Courts rule McKeesport teacher fired without cause in school sex incident
Two state courts ruled that former McKeesport Area teacher Angela DiBattista was fired without cause for admitting she had sex with a fellow teacher inside a classroom.
“The petition for allowance of appeal is denied,” state Supreme Court ruled on March 13 when McKeesport Area School District sought to reverse a 15-page decision from Commonwealth Court.
Commonwealth Court said testimony from the district and DiBattista's witnesses at a 2010 disciplinary hearing supported the conclusion that DiBattista was promised immunity for admitting her actions with Patrick Collins, a fellow teacher and a former McKeesport Area Education Association president.
As Judge Renee Cohn Jubelirer wrote for the appeals court, “The parties mutually intended that if (DiBattista) agreed to testify she would have no concern or fear that any district action would be brought against her as a result of such cooperation.”
On June 20, 2013, judges Jubelirer, Dan Pellegrini and Mary Hannah Leavitt heard arguments by school district special counsel Carl Beard of Altoona and DiBattista attorney Philip A. Fabiano.
Neither state court answered the question about whether McKeesport Area must rehire her. District officials did not return repeated calls seeking comment.
DiBattista could not be reached for comment but reportedly has worked outside of teaching since her termination.
“She wants to teach,” said Fabiano, DiBattista's third attorney. She previously was represented by her brother John M. Zoscak and Jefferson Hills attorney Charles LoPresti.
LoPresti defended DiBattista before the school board and its chosen hearing officer, attorney Thomas M. Costello.
LoPresti said district Solicitors Jack Cambest, Gary Matta and Jacob Skezas offered DiBattista immunity until she allegedly admitted to an affair that may have gone on from 1999 to 2004, as indicated in testimony at her hearing.
LoPresti said his client was treated as a scapegoat.
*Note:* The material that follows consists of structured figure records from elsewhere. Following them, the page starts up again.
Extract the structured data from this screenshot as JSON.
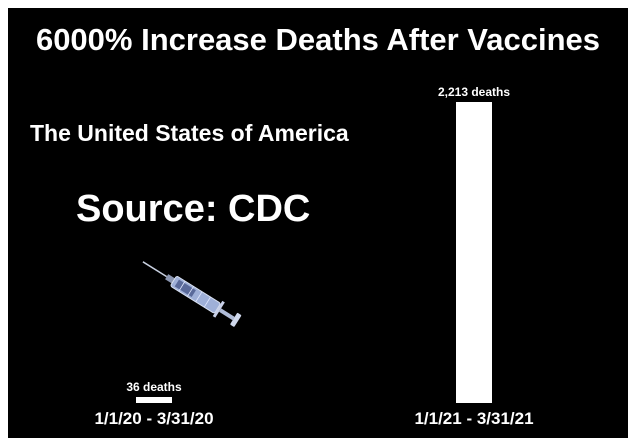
{
  "title": "6000% Increase Deaths After Vaccines",
  "subtitle": "The United States of America",
  "source": "Source: CDC",
  "icon": "syringe-icon",
  "colors": {
    "background": "#000000",
    "text": "#ffffff",
    "bar": "#ffffff"
  },
  "chart_data": {
    "type": "bar",
    "title": "6000% Increase Deaths After Vaccines",
    "categories": [
      "1/1/20 - 3/31/20",
      "1/1/21 - 3/31/21"
    ],
    "values": [
      36,
      2213
    ],
    "data_labels": [
      "36 deaths",
      "2,213 deaths"
    ],
    "ylim": [
      0,
      2213
    ],
    "xlabel": "",
    "ylabel": "",
    "grid": false,
    "legend": "none"
  }
}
Beard said she “violated community standards and failed to provide a good example for her students.”
Beard tried to end the hearing on its first day, May 24, 2010, by grilling DiBattista.
“Upon the advice of my counsel (LoPresti) I refuse to answer the question,” she said once, then followed 30 times with the answer “same.”
Among Beard's questions: “Isn't it true that you made up allegations in order to get other people in trouble when you knew it was untrue?”
Zoscak, a tax attorney, stepped in to help his sister prepare for Collins' March 2005 hearing before the board.
Zoscak later testified that initially he was treated almost as a fourth solicitor by Matta, Cambest and Skezas.
The 2005 hearing was based on an alleged June 2004 confrontation at old Cornell Intermediate School between Collins and DiBattista where she suffered an eye injury.
Collins allegedly threatened to tell his wife and DiBattista's now-deceased husband of their affair if DiBattista ended it.
On June 21, 2010, Zoscak testified that he asked his sister, “Did Pat Collins hit you?”
“Yes, he hit me,” Zoscak quoted his sister as replying.
Matta and Cambest said her testimony changed over the weeks before Collins' hearing.
The solicitors testified that they expected her to say Collins hit her when she told them she had been in a sexual relationship with Collins.
On June 1, 2010, Collins testified that he was going to tell his wife about the affair, but never threatened to tell DiBattista's husband, a district custodian who died in December 2006.
In January 2006 DiBattista was suspended from her teaching job at Cornell.
Her hearing was scheduled for June 2006 but it was pushed back by her health problems and scheduling delays.
In November 2006 Collins agreed to retire and accept a $53,000 settlement that included vacation time, sick days and insurance premium costs.
The district and its special counsel maintained that DiBattista was offered the same deal to retire.
However, Beard said in 2010, “It is not the district's fault that (Collins) had 33 years (tenure) and (DiBattista) 12.”
In February 2011 the school board fired her.
“The issue is now behind the district,” Matta said. “We're not concerned about anything else regarding this matter.”
“I don't know what planet he's on,” LoPresti said. “It is far, far, far from over.”
First there was an appeal to then-state education secretary Ronald Tomalis, who upheld the firing in July 2012.
“(The) secretary concluded that there was no enforceable immunity agreement, reasoning that since (Collins') arbitration involved the alleged June 2004 injury to (DiBattista's) eye, not immorality,” Jubelirer wrote.
Pennsylvania Department of Education spokesman Tim Eller declined comment. Tomalis headed that department through May 2013.